3.7 Onderdeel B.2 klaagt dat ’s Hofs overweging (tussenvonnis, rov. 5.5, tiende alinea, laatste zin) dat ODS “als partij in de vervoersketen jegens CPS (is) gaan optreden en (...) zich naderhand niet als buitenstaander en niet-betrokken derde (kan) opstellen”, onverenigbaar is met het slot van rov. 5.3 van het tussenvonnis, waarin het Hof heeft geoordeeld dat tussen ODS en CPS geen contractuele band bestaat.
De klacht faalt. Het Hof is in zijn bestreden overweging niet teruggekomen van zijn eerdere conclusie dat ODS geen partij bij de overeenkomst met CPS is, maar heeft - gebruikmakend van in de literatuur over derdenwerking gebezigde terminologie - geoordeeld dat ODS als een bij die overeenkomst “betrokken derde” moet worden aangemerkt.
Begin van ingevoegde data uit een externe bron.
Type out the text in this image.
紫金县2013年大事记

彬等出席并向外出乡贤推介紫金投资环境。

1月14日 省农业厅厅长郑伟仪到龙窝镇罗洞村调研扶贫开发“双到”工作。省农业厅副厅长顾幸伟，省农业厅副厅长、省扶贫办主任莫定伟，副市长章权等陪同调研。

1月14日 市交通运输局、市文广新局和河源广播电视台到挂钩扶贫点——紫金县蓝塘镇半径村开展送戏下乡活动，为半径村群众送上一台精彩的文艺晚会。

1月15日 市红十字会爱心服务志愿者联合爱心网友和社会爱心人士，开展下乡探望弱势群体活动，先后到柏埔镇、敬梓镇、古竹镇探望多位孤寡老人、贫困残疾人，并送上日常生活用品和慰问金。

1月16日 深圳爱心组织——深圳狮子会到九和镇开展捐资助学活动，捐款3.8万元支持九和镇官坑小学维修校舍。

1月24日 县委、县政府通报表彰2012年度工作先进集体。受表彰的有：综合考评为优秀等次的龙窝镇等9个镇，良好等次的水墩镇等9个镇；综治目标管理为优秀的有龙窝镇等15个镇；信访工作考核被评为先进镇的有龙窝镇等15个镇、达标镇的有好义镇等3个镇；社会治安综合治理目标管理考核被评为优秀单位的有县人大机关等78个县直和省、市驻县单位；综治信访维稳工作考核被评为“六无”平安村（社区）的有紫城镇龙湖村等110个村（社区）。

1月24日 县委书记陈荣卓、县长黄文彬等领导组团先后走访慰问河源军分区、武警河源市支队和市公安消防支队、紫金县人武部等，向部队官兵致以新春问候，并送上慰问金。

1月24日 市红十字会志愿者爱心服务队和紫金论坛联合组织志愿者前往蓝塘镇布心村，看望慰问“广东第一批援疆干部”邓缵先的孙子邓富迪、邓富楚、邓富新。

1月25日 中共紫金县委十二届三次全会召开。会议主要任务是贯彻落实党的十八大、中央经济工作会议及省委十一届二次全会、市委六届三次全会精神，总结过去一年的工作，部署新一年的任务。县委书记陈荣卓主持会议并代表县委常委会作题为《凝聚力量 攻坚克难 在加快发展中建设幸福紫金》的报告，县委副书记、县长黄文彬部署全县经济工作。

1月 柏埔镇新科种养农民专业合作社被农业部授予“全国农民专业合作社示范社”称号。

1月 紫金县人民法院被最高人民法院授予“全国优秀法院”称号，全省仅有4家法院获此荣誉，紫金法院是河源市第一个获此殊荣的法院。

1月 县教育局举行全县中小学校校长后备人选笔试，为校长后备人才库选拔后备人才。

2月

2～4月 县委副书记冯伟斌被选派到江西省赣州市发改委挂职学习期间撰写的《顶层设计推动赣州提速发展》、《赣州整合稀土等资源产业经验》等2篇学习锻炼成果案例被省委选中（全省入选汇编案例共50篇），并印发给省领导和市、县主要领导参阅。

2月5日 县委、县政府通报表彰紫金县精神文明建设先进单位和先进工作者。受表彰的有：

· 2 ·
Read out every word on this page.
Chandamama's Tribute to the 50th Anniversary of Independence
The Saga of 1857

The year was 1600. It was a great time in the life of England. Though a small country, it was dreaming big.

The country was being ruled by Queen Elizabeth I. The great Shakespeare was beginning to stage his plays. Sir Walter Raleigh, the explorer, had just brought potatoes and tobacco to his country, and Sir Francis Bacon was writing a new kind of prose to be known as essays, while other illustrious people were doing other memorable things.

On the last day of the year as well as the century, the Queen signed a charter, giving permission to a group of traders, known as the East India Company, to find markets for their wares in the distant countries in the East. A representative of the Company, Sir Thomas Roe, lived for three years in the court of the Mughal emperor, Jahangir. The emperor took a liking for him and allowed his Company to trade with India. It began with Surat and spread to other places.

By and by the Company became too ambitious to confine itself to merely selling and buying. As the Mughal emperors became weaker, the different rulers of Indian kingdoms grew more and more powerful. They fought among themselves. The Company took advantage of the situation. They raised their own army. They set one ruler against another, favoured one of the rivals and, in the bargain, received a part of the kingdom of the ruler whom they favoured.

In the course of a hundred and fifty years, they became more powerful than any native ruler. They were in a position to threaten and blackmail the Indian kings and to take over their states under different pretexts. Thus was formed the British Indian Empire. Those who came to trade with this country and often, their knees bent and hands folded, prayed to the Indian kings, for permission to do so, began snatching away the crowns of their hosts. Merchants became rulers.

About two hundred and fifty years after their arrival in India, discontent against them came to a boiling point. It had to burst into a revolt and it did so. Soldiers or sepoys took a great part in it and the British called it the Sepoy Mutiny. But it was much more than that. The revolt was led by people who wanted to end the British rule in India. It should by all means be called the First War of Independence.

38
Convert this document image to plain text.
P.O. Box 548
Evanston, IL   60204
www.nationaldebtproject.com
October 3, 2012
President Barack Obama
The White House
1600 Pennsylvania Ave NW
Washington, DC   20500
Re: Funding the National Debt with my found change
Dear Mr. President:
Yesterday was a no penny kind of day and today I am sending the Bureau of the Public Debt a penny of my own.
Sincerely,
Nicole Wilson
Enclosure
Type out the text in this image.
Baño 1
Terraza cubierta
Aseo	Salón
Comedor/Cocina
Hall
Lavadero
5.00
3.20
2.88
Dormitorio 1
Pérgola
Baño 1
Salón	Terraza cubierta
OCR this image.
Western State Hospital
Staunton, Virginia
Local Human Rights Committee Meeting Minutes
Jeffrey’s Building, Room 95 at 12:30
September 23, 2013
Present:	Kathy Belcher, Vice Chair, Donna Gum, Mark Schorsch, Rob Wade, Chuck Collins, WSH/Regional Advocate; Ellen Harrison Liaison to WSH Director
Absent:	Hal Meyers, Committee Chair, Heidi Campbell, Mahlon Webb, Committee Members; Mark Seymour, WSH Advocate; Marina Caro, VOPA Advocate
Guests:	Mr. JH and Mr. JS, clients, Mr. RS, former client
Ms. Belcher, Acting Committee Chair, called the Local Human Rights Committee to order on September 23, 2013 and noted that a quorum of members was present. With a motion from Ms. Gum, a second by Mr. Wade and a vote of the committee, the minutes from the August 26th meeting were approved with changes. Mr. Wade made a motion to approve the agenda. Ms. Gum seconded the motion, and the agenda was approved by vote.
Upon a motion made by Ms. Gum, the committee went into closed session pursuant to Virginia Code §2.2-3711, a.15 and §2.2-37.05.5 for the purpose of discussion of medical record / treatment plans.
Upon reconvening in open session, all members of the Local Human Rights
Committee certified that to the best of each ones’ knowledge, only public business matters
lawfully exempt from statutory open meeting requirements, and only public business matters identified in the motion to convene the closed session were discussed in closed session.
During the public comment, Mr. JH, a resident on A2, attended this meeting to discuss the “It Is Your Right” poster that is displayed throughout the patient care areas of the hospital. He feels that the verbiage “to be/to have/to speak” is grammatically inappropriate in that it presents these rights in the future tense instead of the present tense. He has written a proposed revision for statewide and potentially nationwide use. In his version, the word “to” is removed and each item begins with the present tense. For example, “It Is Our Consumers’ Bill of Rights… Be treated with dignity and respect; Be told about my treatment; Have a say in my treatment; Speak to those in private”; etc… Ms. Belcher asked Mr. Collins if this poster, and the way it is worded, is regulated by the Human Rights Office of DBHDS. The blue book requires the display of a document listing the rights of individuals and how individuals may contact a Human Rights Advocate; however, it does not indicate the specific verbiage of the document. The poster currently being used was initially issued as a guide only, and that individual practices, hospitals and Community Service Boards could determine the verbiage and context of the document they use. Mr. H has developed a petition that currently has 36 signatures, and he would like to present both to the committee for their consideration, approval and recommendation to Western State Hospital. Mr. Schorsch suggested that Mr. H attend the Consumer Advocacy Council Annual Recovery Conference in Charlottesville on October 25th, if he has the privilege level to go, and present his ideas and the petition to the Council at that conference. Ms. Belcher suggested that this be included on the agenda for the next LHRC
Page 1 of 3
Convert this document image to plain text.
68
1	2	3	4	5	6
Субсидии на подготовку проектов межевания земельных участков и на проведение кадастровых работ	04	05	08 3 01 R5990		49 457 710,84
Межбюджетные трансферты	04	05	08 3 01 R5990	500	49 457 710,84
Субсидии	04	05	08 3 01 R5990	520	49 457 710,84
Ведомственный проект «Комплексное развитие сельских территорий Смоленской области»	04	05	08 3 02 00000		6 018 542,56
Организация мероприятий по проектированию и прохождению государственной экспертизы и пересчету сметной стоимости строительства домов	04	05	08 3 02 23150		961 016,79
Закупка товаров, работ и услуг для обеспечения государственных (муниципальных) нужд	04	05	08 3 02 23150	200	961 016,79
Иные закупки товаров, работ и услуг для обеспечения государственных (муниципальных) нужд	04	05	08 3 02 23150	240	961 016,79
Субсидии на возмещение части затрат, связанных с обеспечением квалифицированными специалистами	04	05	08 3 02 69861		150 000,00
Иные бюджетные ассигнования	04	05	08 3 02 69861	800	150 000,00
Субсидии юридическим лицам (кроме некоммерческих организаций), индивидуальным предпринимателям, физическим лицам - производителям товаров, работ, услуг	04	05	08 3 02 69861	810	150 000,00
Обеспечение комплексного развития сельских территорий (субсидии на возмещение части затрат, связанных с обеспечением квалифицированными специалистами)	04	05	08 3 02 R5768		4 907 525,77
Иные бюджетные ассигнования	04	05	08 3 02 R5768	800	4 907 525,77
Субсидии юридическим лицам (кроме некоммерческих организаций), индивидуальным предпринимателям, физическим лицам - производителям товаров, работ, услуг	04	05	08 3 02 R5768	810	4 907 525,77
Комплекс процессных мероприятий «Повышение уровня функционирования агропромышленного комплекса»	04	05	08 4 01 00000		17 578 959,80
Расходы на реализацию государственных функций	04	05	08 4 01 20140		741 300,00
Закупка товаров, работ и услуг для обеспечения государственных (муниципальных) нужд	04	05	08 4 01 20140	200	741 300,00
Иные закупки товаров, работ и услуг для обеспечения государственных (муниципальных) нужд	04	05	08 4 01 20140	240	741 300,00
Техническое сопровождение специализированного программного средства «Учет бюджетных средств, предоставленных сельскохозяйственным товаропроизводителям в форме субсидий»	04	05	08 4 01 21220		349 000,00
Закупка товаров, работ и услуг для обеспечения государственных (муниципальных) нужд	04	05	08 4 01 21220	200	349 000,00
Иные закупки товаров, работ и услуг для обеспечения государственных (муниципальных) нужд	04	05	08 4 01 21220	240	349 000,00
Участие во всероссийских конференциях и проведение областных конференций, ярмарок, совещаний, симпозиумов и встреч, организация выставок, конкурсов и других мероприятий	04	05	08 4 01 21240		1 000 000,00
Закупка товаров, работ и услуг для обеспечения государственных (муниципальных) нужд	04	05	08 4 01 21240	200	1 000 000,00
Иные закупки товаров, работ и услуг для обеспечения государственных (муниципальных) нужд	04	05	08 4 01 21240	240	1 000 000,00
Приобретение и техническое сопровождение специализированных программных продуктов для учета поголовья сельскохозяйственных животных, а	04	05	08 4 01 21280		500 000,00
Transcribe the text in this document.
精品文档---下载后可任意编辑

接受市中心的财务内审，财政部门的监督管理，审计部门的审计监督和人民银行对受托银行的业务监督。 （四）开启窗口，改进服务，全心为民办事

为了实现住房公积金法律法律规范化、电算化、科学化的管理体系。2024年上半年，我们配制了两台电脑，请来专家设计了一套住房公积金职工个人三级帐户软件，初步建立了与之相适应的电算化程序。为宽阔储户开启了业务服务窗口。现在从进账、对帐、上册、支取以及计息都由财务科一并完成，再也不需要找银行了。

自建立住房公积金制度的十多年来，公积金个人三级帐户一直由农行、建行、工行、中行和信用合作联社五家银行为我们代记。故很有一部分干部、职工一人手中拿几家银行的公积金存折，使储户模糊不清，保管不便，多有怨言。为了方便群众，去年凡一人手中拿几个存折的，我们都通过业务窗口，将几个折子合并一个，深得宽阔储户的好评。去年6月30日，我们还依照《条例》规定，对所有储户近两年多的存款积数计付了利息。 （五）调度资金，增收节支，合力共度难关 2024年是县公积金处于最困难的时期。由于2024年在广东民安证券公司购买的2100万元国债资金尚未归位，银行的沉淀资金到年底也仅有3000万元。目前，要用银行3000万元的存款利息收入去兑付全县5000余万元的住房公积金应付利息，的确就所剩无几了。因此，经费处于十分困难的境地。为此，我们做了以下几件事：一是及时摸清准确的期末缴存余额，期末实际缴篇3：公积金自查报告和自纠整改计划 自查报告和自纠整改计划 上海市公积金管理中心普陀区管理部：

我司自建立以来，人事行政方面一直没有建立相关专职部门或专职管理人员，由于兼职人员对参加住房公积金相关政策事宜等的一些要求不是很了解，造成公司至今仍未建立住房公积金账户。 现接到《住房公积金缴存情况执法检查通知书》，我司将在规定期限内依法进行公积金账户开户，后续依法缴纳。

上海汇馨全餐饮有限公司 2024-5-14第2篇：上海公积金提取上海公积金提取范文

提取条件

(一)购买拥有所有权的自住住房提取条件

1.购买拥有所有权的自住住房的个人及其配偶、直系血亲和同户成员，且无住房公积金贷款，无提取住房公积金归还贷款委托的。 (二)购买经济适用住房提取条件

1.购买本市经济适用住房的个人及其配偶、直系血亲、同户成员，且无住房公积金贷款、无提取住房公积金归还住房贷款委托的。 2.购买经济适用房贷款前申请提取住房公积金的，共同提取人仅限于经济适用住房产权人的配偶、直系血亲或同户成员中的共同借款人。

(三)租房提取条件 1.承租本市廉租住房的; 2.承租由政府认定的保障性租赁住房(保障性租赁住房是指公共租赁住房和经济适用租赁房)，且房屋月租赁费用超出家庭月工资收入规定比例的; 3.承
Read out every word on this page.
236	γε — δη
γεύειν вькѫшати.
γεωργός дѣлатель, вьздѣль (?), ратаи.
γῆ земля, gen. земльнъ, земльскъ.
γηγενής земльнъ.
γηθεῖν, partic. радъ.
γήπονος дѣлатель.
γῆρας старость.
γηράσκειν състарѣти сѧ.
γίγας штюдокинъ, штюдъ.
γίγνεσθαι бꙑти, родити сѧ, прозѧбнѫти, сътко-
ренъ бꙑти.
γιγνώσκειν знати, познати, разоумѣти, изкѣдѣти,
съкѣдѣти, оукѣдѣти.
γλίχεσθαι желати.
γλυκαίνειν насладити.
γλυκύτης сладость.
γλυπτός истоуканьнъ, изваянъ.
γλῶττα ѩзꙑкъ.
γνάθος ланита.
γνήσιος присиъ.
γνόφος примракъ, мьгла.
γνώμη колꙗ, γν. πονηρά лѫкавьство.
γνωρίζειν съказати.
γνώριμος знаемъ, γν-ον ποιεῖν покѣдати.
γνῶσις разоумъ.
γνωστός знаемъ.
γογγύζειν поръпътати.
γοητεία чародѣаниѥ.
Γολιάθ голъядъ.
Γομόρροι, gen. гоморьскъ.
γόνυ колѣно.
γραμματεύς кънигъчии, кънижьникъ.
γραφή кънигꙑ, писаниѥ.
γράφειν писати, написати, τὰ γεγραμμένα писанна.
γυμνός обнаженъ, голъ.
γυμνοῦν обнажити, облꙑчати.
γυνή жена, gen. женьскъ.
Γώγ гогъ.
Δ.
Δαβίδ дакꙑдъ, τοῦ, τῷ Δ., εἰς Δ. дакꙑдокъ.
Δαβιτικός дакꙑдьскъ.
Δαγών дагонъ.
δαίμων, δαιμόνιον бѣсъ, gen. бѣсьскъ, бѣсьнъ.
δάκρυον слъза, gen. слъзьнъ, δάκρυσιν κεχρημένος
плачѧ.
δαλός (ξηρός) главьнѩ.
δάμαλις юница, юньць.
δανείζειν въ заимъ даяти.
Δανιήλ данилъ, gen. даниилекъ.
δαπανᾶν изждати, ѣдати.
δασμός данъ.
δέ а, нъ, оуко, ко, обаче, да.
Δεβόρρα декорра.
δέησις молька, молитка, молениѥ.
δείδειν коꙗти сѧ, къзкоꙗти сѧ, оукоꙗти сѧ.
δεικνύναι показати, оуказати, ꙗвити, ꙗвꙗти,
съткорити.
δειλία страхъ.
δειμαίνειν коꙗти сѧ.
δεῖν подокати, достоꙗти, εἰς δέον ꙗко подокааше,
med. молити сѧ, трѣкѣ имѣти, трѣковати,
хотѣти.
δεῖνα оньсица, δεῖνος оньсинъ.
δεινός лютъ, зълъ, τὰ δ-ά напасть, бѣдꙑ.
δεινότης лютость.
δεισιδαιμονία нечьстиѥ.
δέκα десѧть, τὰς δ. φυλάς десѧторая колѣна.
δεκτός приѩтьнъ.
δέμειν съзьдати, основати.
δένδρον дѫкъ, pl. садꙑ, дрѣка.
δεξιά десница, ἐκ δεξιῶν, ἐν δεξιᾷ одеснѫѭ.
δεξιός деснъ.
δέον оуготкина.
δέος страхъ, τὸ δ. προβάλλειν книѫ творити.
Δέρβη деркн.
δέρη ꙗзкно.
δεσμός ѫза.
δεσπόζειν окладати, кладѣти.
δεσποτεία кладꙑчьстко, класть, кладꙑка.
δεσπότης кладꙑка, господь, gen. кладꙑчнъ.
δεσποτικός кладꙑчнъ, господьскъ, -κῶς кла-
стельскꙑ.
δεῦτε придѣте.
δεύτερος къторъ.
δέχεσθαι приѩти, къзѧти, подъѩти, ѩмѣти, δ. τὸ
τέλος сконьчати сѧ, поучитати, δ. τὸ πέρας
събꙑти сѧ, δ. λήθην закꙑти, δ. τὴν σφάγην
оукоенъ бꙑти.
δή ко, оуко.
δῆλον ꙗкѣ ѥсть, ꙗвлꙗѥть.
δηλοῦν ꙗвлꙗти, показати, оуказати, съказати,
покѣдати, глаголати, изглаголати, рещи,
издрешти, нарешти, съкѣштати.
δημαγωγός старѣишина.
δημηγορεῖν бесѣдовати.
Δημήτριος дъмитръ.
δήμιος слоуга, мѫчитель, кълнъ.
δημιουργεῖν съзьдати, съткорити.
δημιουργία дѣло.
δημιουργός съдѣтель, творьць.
Van onverenigbaarheid van de beide oordelen is dan ook geen sprake.
3.8 Onderdeel B.3 bouwt voort op de hiervoor ongegrond bevonden klachten en kan dus evenmin tot cassatie leiden.
4. Beslissing
De Hoge Raad:
verwerpt het beroep;
veroordeelt ODS in de kosten van het geding in cassatie, tot op deze uitspraak aan de zijde van CPS begroot op ƒ 540,-- aan verschotten en ƒ 3.000,-- voor salaris.
Dit arrest is gewezen door de vice-president Roelvink als voorzitter en de raadsheren Neleman, Heemskerk, Herrmann en Kop, en in het openbaar uitgesproken door de raadsheer Heemskerk op 21 januari 2000.